Which selfishly brings me back to my own fear. On the way home from the show, and over the next few days as I mentally replayed again and again the experience of Bitch! Dyke! Faghag! Whore!, I found myself thinking about the validity of Bob Hope-ing it. Taylor Mac, on judy’s album, “The Be(a)st of Taylor Mac,” says that even the converted need to hear the Gospel sometimes, that even the troops need to be inspired, and that in the case of the album, recorded live in Portland years ago, the audience there were his troops. At Performance Space New York last weekend, we were Penny Arcade’s troops, because, frankly, we were all on her side on our arrival at the theatre. Our socio-political leanings aligned with hers, and that wasn’t going to change. Her work was welcoming and cared for its audience, but didn’t necessarily challenge us. We left uplifted. Is this the point of queer art made for queer audiences? Compared to Taylor Mac, whose work is simultaneously welcoming to those who know it and alienating to those unfamiliar with confrontational queer performance (equally thrilling in my book), Arcade’s work was a walk in the park.

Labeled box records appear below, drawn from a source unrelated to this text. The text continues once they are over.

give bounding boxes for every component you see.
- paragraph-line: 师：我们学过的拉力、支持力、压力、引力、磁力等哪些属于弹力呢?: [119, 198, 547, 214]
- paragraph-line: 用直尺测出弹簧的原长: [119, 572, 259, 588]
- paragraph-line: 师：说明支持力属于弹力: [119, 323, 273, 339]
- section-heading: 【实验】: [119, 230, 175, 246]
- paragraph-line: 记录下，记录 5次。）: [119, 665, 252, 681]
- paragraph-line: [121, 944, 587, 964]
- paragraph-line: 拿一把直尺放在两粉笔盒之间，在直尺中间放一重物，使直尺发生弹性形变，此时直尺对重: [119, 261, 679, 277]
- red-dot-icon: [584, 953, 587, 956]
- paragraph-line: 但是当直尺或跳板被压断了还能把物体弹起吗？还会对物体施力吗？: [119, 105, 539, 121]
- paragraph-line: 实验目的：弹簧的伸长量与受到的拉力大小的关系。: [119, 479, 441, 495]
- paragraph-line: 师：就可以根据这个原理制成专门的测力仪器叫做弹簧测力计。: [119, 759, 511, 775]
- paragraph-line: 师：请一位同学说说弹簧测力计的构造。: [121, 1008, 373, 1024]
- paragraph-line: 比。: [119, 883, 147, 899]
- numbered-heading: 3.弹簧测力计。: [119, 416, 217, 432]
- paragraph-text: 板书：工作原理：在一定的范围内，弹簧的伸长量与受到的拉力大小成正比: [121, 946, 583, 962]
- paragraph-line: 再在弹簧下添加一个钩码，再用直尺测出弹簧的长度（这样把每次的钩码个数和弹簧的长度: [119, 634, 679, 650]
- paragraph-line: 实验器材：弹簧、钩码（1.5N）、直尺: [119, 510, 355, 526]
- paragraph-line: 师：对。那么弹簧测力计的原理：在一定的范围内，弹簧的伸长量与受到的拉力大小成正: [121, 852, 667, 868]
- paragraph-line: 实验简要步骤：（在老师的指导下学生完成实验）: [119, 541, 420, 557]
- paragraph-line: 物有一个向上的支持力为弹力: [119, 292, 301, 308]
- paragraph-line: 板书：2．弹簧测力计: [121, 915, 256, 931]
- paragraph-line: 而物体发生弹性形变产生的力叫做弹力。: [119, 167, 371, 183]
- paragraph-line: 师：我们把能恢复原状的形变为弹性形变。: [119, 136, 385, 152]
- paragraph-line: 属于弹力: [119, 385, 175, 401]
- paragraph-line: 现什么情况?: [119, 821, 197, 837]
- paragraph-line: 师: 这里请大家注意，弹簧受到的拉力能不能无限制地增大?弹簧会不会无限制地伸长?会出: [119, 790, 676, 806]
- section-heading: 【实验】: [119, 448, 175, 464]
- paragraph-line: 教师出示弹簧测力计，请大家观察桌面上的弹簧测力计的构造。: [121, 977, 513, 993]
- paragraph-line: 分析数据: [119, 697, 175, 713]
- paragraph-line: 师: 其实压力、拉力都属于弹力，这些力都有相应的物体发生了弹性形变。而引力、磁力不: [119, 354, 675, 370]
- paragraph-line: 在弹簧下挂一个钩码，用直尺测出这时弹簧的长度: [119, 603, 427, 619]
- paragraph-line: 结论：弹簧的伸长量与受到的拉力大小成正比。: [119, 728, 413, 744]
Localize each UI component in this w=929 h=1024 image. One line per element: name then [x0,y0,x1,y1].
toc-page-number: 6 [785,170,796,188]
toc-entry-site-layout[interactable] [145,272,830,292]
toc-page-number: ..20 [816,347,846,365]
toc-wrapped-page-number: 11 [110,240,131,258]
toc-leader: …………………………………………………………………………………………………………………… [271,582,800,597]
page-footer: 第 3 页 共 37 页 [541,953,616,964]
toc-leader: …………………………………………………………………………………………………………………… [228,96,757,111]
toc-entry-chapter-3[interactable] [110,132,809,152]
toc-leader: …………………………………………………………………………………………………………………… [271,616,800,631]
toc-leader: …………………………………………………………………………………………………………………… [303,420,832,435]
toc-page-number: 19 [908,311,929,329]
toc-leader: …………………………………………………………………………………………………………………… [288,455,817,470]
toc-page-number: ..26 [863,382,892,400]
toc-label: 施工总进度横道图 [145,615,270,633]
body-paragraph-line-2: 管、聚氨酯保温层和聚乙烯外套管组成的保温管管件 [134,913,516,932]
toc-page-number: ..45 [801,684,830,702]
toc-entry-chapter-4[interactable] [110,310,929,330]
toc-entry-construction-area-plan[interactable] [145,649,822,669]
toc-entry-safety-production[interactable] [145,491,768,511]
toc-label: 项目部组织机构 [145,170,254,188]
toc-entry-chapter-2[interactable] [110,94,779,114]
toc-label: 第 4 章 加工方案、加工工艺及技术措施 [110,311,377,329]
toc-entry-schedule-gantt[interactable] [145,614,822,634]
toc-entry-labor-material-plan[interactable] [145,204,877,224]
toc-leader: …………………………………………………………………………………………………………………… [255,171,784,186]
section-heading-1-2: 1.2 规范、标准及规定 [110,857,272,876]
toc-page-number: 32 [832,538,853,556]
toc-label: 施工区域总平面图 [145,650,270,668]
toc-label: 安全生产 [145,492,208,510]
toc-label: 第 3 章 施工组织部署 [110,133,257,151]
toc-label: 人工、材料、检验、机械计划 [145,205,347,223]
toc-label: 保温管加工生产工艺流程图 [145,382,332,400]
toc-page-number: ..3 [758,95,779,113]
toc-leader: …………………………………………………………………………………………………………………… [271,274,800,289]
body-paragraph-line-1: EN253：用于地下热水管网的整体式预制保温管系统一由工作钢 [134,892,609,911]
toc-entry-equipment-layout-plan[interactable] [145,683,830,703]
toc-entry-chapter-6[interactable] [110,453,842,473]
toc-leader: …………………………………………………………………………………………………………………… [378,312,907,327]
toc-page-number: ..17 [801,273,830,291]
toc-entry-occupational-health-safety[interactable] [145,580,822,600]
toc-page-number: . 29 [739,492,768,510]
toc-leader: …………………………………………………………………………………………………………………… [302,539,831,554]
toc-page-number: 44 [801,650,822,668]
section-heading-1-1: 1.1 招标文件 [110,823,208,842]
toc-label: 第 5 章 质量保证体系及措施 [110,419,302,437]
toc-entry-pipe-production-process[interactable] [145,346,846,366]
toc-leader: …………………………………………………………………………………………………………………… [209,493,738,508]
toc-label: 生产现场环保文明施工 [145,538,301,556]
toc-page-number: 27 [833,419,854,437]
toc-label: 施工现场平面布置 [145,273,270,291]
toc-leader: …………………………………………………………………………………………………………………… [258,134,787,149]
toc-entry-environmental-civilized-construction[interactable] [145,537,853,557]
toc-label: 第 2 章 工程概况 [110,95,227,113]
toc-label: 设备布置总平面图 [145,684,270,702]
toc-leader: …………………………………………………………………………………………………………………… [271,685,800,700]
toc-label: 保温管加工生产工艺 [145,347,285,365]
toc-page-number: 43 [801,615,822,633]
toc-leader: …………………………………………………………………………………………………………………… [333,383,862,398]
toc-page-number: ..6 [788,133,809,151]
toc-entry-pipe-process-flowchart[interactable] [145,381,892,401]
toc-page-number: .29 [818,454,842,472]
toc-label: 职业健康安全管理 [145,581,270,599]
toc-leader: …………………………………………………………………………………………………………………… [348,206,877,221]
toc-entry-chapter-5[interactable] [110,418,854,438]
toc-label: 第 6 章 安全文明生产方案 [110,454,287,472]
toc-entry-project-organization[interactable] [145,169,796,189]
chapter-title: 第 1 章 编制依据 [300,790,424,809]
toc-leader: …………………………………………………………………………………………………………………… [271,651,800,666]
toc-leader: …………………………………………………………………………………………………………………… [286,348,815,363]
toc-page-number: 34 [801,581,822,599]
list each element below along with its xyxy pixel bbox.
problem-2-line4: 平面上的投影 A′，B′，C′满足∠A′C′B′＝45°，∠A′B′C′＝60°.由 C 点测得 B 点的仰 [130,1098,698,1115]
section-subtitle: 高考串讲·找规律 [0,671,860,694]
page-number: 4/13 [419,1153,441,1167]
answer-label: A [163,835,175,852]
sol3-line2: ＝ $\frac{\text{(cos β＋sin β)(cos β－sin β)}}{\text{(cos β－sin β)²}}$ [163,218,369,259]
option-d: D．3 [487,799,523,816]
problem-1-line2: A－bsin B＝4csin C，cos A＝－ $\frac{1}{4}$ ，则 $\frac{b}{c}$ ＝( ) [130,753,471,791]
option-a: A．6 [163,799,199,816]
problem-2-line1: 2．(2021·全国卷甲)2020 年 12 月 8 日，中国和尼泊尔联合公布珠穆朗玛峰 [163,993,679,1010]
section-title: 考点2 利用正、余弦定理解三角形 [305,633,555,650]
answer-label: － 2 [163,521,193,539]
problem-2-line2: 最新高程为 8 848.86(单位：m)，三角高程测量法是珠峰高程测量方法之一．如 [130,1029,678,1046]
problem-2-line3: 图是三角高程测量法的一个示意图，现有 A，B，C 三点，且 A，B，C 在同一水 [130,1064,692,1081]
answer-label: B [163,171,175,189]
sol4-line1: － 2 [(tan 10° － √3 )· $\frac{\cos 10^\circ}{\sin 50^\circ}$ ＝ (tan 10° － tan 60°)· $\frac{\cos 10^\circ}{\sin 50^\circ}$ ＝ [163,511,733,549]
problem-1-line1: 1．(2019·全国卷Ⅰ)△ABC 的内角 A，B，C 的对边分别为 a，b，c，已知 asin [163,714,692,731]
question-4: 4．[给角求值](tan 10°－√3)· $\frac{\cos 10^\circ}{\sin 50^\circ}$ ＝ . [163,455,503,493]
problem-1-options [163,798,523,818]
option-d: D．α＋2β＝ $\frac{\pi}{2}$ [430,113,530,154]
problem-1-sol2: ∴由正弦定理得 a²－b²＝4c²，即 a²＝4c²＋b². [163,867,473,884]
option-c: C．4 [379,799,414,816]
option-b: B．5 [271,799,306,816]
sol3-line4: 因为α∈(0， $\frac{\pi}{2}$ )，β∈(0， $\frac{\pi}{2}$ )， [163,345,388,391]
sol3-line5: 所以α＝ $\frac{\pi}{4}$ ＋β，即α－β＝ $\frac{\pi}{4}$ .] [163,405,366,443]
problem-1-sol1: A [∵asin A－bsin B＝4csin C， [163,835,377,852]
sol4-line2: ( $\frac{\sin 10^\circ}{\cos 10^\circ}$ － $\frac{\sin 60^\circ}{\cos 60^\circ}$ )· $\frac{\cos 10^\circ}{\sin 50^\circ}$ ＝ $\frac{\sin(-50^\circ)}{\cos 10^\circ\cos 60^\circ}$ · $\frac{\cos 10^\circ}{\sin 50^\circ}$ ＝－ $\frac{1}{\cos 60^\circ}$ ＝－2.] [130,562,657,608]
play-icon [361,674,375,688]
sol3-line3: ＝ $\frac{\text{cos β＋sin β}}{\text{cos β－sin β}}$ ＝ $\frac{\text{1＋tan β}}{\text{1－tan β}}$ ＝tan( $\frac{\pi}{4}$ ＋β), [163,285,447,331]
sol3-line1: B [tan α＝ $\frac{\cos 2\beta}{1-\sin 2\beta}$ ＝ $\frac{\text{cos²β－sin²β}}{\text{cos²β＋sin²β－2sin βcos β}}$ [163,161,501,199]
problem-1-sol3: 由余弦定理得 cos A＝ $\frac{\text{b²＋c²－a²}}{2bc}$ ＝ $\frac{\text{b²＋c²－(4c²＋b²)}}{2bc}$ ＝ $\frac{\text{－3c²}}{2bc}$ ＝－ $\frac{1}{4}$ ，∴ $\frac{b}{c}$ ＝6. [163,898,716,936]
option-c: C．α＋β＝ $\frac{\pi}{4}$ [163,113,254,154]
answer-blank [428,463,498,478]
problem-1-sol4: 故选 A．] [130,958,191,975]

The overall feeling of both Arcade and Mac’s work is welcoming. To attain a ticket to their work, if you’re unable to afford the investment of a ticket to their shows at any level, it feels as though you can reach out and ask. Penny provided her e-mail at the end of the show and famously has an open backstage after her show, allowing anyone to come back and say hi. For Mac’s enormous 24-hour concert, there are subsidized tickets available for all levels of income. The artists want to wrap the arms of their work around you in a tight and life-affirming queer embrace. They want you there just as much as you want to be there, and they make it work.

On the opposite end of the spectrum, I think of Angels in America, now running on Broadway in a, frankly, earth-shattering revival. The production is a prohibitively expensive watch. This isn’t to say anything about the quality of the work itself, but rather about the profit-aimed focus of the production. What does it mean when a story that started out as a, yes, welcoming and life-affirming queer space is now commoditized and by necessity transcends its own target audience to turn a cash flow running in the black? And where does that leave the queer people neatly sitting in the show’s target who cannot afford a rush ticket? Despite the low cost-per-minute of an $80 viewing of the two part play, I know plenty of people who are still struggling to afford those low-end Broadway prices.

Where is their open communications e-mail?

Where is their subsidized ticket program?

Where is their welcome?

It’s in Penny Arcade’s work. Look to her for inspiration. Let her preach to your weary, already converted bones. Let her lift you up. Let her welcome you.